If you can see it, you can say it.

One of Your Staff Members Should Be an Artist

One of your most important decisions in building out a team is to avoid hiring people like you.

Too many mini-me’s drive quick consensus. But are the decisions durable? Can the team respond to unexpected forces?

The Venus Flower Basket Sponge is composed of glass-like material organized as a complex double helix structure.

When magnified, it appears as a series of crisscrossed diagonal lines. Crossing the grains gives it toughness while remaining compressible.

Our Achilles tendons are also auxetic structures. They both absorb force well. And inspire modern engineering projects.

Steel is made from iron and carbon. Aluminum from bauxite and cyolite.

It is the diversity of material that creates strength, durability, and economy.

Is your staff ready to hold strong while under pressure? Absorb energy when it has to?

Money-minded. Project-driven. Technically-skilled. Policy-making and policy-taking.

Each performing a function within the group. Like an organism that is the composite of systems that make up the whole.

But they may miss the catalyst that knows how to respond to the unknown. They may miss the persona who is accustomed to push past the ordinary to showcase the extraordinary.

They are the painters who wanted more income to better provide for their family. They are the musicians who did not like missing out on their kids events because they were on the road. They are writers who sense retirement is not an abstract concept far into the future.

So, they stopped wearing all black, haunting coffee shops, and philosophising about the human condition. They got a job.

And there are enough of them. They just aren’t in plain sight. Because our job descriptions don’t call to them.

Artists see more than form. They sense the underlying qualities that make up the form. Whether that form is physical, auditory, relationship, or otherwise. It’s like x-ray vision.

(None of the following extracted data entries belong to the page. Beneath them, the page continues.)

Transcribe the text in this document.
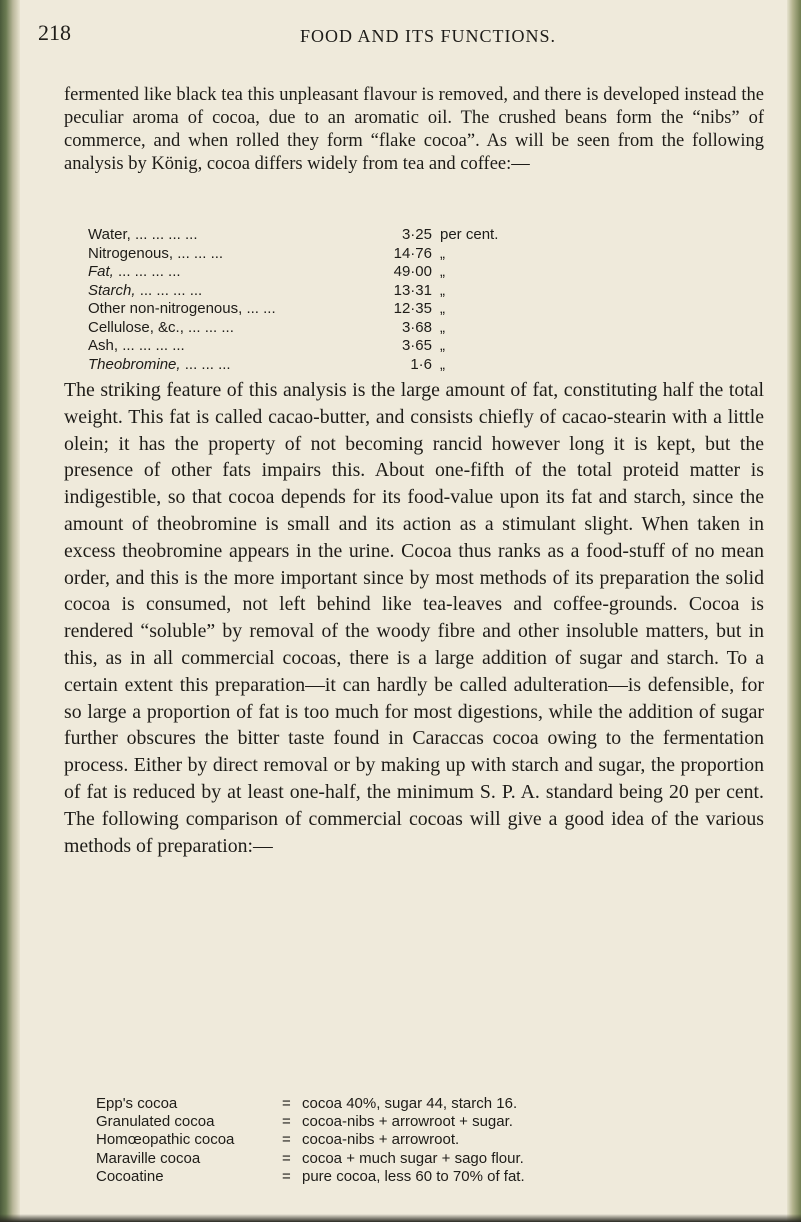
218	FOOD AND ITS FUNCTIONS.

fermented like black tea this unpleasant flavour is removed, and there is developed instead the peculiar aroma of cocoa, due to an aromatic oil. The crushed beans form the “nibs” of commerce, and when rolled they form “flake cocoa”. As will be seen from the following analysis by König, cocoa differs widely from tea and coffee:—

Water, ... ... ... ...	3·25 per cent.
Nitrogenous, ... ... ...	14·76 „
Fat, ... ... ... ...	49·00 „
Starch, ... ... ... ...	13·31 „
Other non-nitrogenous, ... ...	12·35 „
Cellulose, &c., ... ... ...	3·68 „
Ash, ... ... ... ...	3·65 „
Theobromine, ... ... ...	1·6 „

The striking feature of this analysis is the large amount of fat, constituting half the total weight. This fat is called cacao-butter, and consists chiefly of cacao-stearin with a little olein; it has the property of not becoming rancid however long it is kept, but the presence of other fats impairs this. About one-fifth of the total proteid matter is indigestible, so that cocoa depends for its food-value upon its fat and starch, since the amount of theobromine is small and its action as a stimulant slight. When taken in excess theobromine appears in the urine. Cocoa thus ranks as a food-stuff of no mean order, and this is the more important since by most methods of its preparation the solid cocoa is consumed, not left behind like tea-leaves and coffee-grounds. Cocoa is rendered “soluble” by removal of the woody fibre and other insoluble matters, but in this, as in all commercial cocoas, there is a large addition of sugar and starch. To a certain extent this preparation—it can hardly be called adulteration—is defensible, for so large a proportion of fat is too much for most digestions, while the addition of sugar further obscures the bitter taste found in Caraccas cocoa owing to the fermentation process. Either by direct removal or by making up with starch and sugar, the proportion of fat is reduced by at least one-half, the minimum S. P. A. standard being 20 per cent. The following comparison of commercial cocoas will give a good idea of the various methods of preparation:—

Epp's cocoa	= cocoa 40%, sugar 44, starch 16.
Granulated cocoa	= cocoa-nibs + arrowroot + sugar.
Homœopathic cocoa	= cocoa-nibs + arrowroot.
Maraville cocoa	= cocoa + much sugar + sago flour.
Cocoatine	= pure cocoa, less 60 to 70% of fat.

They give voice to an idea. Moving from conceptual to relatable. Infusing the intellectual construct with emotional charge.

They engage the languages of the mind in unique ways to land the idea in the audience.

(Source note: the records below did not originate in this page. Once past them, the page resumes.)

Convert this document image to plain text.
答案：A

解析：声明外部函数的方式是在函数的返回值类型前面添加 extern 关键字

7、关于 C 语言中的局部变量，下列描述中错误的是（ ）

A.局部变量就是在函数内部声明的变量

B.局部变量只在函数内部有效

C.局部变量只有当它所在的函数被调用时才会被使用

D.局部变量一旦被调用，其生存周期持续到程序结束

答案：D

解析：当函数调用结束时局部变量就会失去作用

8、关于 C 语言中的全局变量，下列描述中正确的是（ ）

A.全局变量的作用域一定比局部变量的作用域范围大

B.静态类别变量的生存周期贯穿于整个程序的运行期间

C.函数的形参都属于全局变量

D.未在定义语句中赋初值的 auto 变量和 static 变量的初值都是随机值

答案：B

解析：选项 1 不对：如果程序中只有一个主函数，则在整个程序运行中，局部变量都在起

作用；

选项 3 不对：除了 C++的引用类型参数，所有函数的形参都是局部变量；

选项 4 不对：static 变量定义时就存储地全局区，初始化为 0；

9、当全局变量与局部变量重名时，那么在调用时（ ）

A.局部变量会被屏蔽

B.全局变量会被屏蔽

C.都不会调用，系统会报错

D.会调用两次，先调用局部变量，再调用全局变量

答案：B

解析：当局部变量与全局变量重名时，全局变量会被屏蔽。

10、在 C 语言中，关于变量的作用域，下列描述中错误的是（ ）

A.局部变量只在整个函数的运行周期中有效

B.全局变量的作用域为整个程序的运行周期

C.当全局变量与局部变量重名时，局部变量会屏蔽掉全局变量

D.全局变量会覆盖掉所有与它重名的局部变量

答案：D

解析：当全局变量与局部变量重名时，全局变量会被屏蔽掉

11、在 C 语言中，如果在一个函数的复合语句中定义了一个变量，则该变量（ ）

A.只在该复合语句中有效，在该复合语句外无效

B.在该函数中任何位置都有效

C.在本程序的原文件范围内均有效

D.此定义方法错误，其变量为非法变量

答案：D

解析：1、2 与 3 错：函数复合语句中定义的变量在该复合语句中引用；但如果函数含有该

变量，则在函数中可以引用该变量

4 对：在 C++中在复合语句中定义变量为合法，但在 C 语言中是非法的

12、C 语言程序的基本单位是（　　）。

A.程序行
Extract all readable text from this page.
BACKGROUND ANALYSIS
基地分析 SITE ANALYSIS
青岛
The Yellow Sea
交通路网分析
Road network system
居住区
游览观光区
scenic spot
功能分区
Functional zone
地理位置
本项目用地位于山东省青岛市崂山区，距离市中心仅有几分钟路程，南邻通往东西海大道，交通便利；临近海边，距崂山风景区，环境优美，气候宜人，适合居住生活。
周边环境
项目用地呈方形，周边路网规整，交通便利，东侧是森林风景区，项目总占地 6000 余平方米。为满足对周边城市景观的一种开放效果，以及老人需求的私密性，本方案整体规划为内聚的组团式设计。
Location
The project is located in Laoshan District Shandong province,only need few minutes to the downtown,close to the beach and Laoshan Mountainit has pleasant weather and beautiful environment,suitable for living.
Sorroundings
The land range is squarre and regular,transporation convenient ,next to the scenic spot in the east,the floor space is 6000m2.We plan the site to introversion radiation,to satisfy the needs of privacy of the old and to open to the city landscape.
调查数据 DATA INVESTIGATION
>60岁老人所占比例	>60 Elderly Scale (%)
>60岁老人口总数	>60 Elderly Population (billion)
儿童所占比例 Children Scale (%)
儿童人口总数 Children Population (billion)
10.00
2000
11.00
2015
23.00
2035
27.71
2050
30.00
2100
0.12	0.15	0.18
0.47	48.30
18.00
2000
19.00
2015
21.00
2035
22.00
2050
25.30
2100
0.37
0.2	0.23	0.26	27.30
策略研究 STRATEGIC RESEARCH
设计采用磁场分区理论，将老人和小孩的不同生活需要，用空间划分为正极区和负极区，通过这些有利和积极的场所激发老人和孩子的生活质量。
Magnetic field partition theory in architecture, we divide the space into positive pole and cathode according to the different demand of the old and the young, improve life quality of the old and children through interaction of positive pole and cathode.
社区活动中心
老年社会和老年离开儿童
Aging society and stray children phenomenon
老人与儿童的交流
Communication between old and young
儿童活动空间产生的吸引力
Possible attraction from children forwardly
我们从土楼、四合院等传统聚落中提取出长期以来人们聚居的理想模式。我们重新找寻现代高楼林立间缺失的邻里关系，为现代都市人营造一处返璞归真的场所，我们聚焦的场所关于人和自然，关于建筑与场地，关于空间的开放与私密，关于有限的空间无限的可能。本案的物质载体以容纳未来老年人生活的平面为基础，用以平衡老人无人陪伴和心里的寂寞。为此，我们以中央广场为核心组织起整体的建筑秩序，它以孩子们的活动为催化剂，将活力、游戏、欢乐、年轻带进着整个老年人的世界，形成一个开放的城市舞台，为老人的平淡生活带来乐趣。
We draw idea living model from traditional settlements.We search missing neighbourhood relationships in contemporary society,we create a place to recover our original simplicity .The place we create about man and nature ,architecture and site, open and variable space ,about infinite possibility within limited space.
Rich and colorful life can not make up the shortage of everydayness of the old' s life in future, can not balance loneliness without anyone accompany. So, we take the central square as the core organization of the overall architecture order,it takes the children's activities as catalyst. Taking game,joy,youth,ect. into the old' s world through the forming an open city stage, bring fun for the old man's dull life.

Novel thinking is the act of generating concepts that had not been considered before. They might just be unconventional ideas. Ones borrowed from other contexts.

Artists are especially good at channeling energy below the horizon, too. That part of ourselves that proceeds language or logic. The untapped reservoir of the Collective Conscious. In Greek lore, this is heeding the call of the Muses.

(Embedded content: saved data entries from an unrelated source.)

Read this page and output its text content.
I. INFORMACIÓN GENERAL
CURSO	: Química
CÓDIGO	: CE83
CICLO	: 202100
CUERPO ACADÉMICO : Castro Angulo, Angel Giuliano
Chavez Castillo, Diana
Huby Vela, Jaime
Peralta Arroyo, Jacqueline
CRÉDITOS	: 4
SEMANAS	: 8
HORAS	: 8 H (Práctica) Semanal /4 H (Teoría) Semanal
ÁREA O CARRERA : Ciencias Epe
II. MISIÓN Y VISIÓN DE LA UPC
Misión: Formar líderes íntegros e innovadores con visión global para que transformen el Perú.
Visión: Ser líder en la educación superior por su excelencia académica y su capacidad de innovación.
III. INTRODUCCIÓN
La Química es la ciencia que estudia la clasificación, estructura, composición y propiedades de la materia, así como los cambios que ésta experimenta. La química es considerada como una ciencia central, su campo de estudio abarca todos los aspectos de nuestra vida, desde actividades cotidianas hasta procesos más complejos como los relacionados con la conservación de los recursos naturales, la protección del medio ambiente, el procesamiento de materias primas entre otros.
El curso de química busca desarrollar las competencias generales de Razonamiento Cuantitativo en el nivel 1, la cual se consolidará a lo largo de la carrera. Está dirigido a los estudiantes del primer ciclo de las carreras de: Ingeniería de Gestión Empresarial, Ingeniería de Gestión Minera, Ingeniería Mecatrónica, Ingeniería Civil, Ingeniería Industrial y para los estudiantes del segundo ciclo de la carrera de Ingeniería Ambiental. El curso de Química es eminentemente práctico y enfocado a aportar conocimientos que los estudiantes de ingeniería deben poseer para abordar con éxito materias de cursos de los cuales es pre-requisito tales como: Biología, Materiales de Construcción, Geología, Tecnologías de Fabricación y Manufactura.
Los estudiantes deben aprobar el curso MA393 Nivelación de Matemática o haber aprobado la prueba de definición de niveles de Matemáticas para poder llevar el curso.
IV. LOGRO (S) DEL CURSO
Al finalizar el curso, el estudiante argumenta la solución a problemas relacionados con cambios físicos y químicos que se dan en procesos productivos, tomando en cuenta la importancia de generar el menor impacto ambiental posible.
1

Ironically, artists are practiced at evaluating what is presented. The production of art requires seeing the picture backwards to look for flaws or imbalances.

Stories can be told from many points of view. They can begin at odd angles. These oblique choices can reveal aspects that typical approaches cannot.

Consider the final scenes in Spielberg’s film, The Fabelmans. The ending chapter to the story centered around a chance meeting with one of Hollywood’s greats. The young filmmaker learns an important lesson from that legendary director.

The old master points to two paintings in his office: one with a worm’s-eye view; and the other a bird’s-eye view. To make movies compelling, consider the angle of approach.

Creativity is a vague term to describe a collection of attributes. It’s not a single force. It is an imprecise way of speaking about artists.

Neither does the act of creation solely exist within mind. Imagination ignites the fuse, but the release of energy is what matters more.

You are venturing into an adjacent market where you have no domain experience. How will you prepare for success with the thick fog of uncertainty?

The numbers tell us that year-over-year revenue is growing but from fewer buyers. What are the underlying conditions that numbers cannot speak?

You seek investment to build products in a category that does not yet exist. The opportunity is so real you can feel it in your body. How are you going to get the venture capitalist to share that emotion, so they share their wallet?

Unknown, mysterious, and emotionally-charged. Why not harness their skills to be a part of problem-solving?

Remember that you have the money-minded, the project-driven, the technically-skilled, and the policy-making to remain pragmatic.

But do you have the talent needed to succeed when the rules are changing, the landscape shifting, or the environment stressing?

Seek the artist who has learned to adapt to the business world. Look for one who has not forsaken the calling to be fresh. They should remain critical, novel, expressive, or full of unconventional ideas.

Remember that only in the myth of Achilles was the tendon the point of vulnerability. In this metaphor, an artist might be spring on which you sprint to success.